Defendant Standard Stations, Inc., a wholly owned subsidiary of defendant Standard Oil Company of California (Socal) (now named Chevron Corporation), managed gasoline filling stations that Socal owned and leased to independent businessmen. It also supplied gasoline to locally owned and operated filling stations that used the Standard Stations brand name〔''Standard Stations'', 337 U.S. at 295 and n.1. See also ''id'' at 319 (dissenting opinion of Justice Douglas).〕
The ''Standard Stations'' case involved the distribution of petroleum products and automobile accessories. The US oil industry had relatively few producers, each having substantial shares of the market. They were integrated with their retail outlets by requirements contracts.
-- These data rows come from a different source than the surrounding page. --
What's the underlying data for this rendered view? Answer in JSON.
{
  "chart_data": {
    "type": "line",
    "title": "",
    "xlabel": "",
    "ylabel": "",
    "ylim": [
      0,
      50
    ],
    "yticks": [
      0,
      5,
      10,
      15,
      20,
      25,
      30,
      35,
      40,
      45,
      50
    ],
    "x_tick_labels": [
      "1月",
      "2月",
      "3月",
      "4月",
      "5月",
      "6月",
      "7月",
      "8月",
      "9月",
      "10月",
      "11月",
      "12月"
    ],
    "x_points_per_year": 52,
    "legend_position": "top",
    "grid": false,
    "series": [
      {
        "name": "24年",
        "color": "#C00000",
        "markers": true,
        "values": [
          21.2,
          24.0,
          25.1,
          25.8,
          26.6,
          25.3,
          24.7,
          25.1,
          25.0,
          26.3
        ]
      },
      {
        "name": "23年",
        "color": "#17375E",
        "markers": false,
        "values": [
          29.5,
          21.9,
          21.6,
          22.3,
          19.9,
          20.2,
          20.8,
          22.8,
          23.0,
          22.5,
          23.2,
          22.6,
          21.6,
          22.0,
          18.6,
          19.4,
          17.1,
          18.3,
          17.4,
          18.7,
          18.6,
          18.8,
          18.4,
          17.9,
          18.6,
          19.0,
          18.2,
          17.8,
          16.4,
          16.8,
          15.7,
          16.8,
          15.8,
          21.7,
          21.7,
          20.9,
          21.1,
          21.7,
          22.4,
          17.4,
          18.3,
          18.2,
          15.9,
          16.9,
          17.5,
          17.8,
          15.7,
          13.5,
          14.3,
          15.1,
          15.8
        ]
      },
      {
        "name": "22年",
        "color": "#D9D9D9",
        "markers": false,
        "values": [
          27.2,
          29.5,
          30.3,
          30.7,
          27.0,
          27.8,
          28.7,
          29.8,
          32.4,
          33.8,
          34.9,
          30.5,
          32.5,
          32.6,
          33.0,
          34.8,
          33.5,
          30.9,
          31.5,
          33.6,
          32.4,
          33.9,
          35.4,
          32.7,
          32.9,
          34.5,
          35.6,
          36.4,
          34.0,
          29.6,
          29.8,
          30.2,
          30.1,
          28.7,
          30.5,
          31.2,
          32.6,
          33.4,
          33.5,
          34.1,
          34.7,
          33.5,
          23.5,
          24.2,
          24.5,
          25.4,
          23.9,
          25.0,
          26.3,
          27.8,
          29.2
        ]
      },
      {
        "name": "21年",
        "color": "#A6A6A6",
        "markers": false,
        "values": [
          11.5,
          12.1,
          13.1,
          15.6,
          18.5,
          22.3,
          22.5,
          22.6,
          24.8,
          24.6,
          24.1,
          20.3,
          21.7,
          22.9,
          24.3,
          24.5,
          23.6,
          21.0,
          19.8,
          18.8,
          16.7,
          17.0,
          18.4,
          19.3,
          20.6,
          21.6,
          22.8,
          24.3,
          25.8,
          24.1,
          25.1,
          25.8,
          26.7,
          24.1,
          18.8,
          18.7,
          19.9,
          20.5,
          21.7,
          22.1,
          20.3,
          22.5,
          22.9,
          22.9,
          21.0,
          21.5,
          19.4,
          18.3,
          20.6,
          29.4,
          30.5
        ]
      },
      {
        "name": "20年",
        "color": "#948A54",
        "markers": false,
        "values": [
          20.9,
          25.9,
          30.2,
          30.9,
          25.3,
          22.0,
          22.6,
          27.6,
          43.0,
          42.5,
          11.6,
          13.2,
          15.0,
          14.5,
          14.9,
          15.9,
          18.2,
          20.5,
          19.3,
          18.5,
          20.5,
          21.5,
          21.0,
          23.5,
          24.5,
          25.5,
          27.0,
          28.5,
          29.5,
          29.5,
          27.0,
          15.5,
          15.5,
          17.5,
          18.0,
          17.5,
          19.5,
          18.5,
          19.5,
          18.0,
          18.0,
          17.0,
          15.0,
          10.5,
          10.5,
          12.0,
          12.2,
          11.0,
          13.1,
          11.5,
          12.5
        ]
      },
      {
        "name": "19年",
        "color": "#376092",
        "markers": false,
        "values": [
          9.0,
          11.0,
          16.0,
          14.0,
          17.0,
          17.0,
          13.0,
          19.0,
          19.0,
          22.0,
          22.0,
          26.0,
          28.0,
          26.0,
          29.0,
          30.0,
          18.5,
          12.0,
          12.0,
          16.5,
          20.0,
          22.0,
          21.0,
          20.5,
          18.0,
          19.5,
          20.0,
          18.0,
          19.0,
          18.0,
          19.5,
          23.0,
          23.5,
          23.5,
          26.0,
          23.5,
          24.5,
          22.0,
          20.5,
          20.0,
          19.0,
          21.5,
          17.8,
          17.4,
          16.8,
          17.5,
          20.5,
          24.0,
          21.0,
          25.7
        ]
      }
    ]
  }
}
These contracts bound the retail outlets to obtain all of the products they sold from the integrating producer.〔Kessler, 69 at 25 (citing ''Standard Stations'', 337 U.S. at 295).〕
Defendant Standard's contracts covered 16 percent of all the retail gasoline outlets in the Western US,〔The Western US was defined as Arizona, California, Idaho, Nevada, Oregon, Utah and Washington. ''Standard Stations'', 337 U.S. at 295.〕 6.7 percent of the gasoline sold in the Western US, and about $58 million in annual sales.〔Kessler, 69 at 25 (citing ''Standard Stations'', 337 U.S. at 295).〕 Standard's sales through outlets that its parent owned and to industrial users brought its total share of the Western US gasoline market up to 23 percent, while its six leading competitors, who employed similar exclusive dealing arrangements, accounted for 42 percent of that market. Together, the seven major companies sold 65 percent of gasoline in the Western US. Industrial gasoline sales of the seven majors brought the total above 65 percent.〔Kessler, 69 at 25 n.97.〕 In terms of retail outlets, the seven majors controlled 76 percent of all stations in the West.〔Kessler, 69 at 25.〕
The US Justice Department's Antitrust Division brought suit under section 1 of the Sherman Act〔15 U.S.C. § 1.〕 and section 3 of the Clayton Act〔15 U.S.C. § 14.〕 to enjoin Standard from entering into or enforcing these exclusive contracts. The district court found for the Government as to both sections 1 and 3.〔''United States v. Standard Oil Co.'', 78 F. Supp. 850 (S.D. Calif. 1948).〕 The defendants then appealed to the Supreme Court.